NASA officials just gave SpaceX’s Falcon-9 rocket with its Crew Dragon capsule the go-ahead for an historic launch which is timed for 16:33 EDT on Wednesday (May 27) from NASA’s Kennedy Space Center in Florida.
The plan is to send NASA astronauts Bob Behnken and Doug Hurley to the International Space Station (ISS).
If successful — a forecast released on Saturday predicted a 40% chance of favorable conditions come launch time — the liftoff could mark the first crewed outing from American soil in nearly a decade since the Space Shuttle program.
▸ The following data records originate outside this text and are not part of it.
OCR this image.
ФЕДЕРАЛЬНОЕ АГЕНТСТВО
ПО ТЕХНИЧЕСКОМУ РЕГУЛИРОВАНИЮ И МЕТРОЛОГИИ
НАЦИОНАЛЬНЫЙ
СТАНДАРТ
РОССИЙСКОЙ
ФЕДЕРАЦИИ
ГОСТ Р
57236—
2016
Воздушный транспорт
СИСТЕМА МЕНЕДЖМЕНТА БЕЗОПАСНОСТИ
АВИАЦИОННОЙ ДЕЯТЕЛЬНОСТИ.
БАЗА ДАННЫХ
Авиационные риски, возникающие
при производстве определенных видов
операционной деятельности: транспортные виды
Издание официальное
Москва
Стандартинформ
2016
NASA has relied exclusively on Russia and its Soyuz rocket and capsule system these past nine years to send astronauts to space.
“We are go for launch!” NASA administrator Jim Bridenstine wrote in a tweet. “The Flight Readiness Review has concluded and NASA’s SpaceX Crew Dragon mission is cleared to proceed toward liftoff.”
NASA made the announcement amid the mysterious resignation (effective May 18) of the agency’s human exploration chief Douglas Loverro. In a note sent to his NASA colleagues, Loverro, who had played a key role in key NASA projects, said he took “a risk earlier in the year because I judged it necessary to fulfill our mission” and that now it was clear the risk was a mistake “for which I alone must bear the consequences.”
Since stepping down Loverro has claimed in a number of interviews that his departure was not tied to the upcoming launch of SpaceX’s Crew Dragon.
Loverro is being replaced by Ken Bowersox, who was his deputy.